Yaklaşık bir saat olmuştu doğumun başlamasına. Ama kanao henüz bebeğin kafasına zor ulaşabilmişti. Tutabilmesi için tam çıkması gerekiyordu. Ona yardımcı olabilmek için her türlü şeyi yapıyordu. Ama bu iş çok vakit alacak gibiydi. Giyuu ve Tanjiro gelene kadar doğmaz gibi duruyordu. Shinobu korkunç bir acı çekiyor olsa bile doğumda bir sıkıntı yoktu. Herşey yolunda gidiyordu. Giyuu nun da yanında olmasını çok istemişti ama bebek maalesef onu beklememişti. Eğer doğum uzarsa belki yetişebilirdi. Shinobu biraz da bunun için acele etmemeye çalışıyordu. 
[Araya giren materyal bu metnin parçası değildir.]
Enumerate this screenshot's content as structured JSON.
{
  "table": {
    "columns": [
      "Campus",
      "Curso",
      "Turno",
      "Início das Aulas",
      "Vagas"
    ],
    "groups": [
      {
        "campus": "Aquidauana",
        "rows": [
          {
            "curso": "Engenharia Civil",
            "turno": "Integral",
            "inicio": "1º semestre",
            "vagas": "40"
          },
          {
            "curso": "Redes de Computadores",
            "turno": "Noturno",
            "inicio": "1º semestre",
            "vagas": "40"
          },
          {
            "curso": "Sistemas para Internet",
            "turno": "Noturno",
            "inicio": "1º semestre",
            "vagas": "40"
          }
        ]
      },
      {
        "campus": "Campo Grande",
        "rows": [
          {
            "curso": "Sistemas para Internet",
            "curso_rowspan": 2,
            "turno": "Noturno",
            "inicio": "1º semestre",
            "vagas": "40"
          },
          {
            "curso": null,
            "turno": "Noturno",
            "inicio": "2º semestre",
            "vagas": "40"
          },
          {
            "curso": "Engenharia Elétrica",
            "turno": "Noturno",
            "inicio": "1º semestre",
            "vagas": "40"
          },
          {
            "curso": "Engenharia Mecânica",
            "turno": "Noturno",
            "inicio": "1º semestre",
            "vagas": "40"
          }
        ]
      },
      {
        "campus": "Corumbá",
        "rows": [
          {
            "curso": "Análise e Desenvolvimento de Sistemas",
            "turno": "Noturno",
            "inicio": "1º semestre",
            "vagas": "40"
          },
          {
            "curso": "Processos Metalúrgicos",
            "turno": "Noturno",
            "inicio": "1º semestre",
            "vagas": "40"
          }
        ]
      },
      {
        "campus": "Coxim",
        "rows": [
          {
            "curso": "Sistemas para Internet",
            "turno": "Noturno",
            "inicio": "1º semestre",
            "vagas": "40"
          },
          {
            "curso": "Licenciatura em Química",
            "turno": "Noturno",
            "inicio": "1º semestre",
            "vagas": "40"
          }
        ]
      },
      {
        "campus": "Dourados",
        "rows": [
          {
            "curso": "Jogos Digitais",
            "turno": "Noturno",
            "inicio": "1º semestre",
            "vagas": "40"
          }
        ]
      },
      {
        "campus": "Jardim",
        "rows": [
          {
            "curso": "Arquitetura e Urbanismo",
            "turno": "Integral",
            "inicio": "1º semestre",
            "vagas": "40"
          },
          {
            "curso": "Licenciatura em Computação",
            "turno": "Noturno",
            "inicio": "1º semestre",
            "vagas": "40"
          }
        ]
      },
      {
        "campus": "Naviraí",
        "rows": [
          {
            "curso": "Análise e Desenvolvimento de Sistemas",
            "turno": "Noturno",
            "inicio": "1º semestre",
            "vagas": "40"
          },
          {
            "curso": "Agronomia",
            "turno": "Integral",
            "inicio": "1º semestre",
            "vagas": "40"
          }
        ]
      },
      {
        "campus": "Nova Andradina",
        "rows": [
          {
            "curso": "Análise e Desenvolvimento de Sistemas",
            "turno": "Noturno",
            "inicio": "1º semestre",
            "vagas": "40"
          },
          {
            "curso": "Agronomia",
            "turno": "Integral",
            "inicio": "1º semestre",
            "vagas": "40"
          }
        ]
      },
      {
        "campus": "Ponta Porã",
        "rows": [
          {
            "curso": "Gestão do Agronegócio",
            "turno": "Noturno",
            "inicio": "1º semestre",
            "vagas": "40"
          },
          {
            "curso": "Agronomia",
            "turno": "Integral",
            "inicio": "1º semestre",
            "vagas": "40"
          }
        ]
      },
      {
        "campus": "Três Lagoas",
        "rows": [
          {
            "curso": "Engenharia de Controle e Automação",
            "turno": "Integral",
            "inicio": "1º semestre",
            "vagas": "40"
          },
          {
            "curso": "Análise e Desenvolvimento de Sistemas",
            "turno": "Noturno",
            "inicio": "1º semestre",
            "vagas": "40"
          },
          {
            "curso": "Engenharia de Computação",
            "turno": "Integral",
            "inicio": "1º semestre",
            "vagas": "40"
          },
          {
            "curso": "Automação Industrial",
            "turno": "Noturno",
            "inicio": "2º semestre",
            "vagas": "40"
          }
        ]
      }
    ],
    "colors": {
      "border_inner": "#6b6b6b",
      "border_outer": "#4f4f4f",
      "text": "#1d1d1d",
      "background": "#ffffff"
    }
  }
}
Bu sırada herşeyden habersiz Giyuu ve Tanjiro normal bir şekilde ava devam ediyordu. İşleri kolay gibiydi daha şimdiden iblis sayısında gözle görülür derecede bir azalma vardı. Ama Giyuu nun içinde bir his oluşmuştu. Sanki duygusal olarak bir şeylerin varlığını hissediyordu. Shinobu yu düşünmeden tek bir anını zaten geçirmiyordu fakat bu başka bir histi. Kendi de açıklayamıyordu tam olarak ne olduğunu. Ama bir an önce eve dönmek istediğini biliyordu. Bunun için de oldukça hızlı çalışıyordu. 

Şafağa yakın dönme kararı aldılar ve yola koyuldular. Yolda giderken eve yakın oldukları sırada bazı sesler duydular. Neler olduğunu anlamak için Tanjiro nun burnu sayesinde sesin sahiplerini bulup sessizce onları dinlediler. 

K: " Sana çığlık sesleri duyduğumu söylüyorum İzanagi! bu sesleri duymaman için sağır falan olman gerekir. Kadın belli ki yakınlarda. Bahse girerim bebeği doğuruyordur. Eğer doğumdaysa işimiz daha da kolay olacaktır. Malum hashiraların ne yapacağı hiç belli olmaz. " 

İ: " Ama ya bir tuzaksa ne olacak Kuebiko ? belki de sen duy diye çığlık atıyordur. Belki de haklısındır emin olamıyorum. Sanırım fazla şüpheci biriyim. Ses ne taraftan geliyor dedin. " 

G: " Cehennemin dibinden geliyor olabilir belki. İsterseniz göstereyim! " 

K: " Tanrım! bi erkek olan hashira eksikti zaten! merak etme karını öldürme gibi bir amacımız yok. En azından bizim yok. Liderin ne yapacağı belli olmaz. " 

G: " O liderin de artık bir şey yapamaz. Sizin sayenizde yapamayacak desem daha doğru olur. " 

İ:  " Bu da ne demek oluyor? " 

G: " Siz ikiniz bir kaç dakika daha yaşamak istiyorsanız bizi hemen liderinize götüreceksiniz demek oluyor. " 

K: " götürmezsek ne olur? " 

G: " O zaman hemen geberirsiniz. " 

İki iblis düşünüp taşındılar. İkisi de mantıksal olarak Giyuu ve Tanjiro ya karşı asla kazanamayacaklarının farkındalardı. Üstelik liderden de kurtulmak iyi bir fikir olabilirdi. Onun da bir hashira ile başa çıkamayacağından eminlerdi. Giyuu nun tek başına bile hepsini yenebileceğini biliyorlardı. Bu yüzden en azından her gün onların yemeklerini çalıp onlara işkence eden o liderden kurtulmanın tadına varabilmek için Giyuu nun teklifini kabul ettiler. Ve birlikte iblislerin kaldığı üsse gittiler. 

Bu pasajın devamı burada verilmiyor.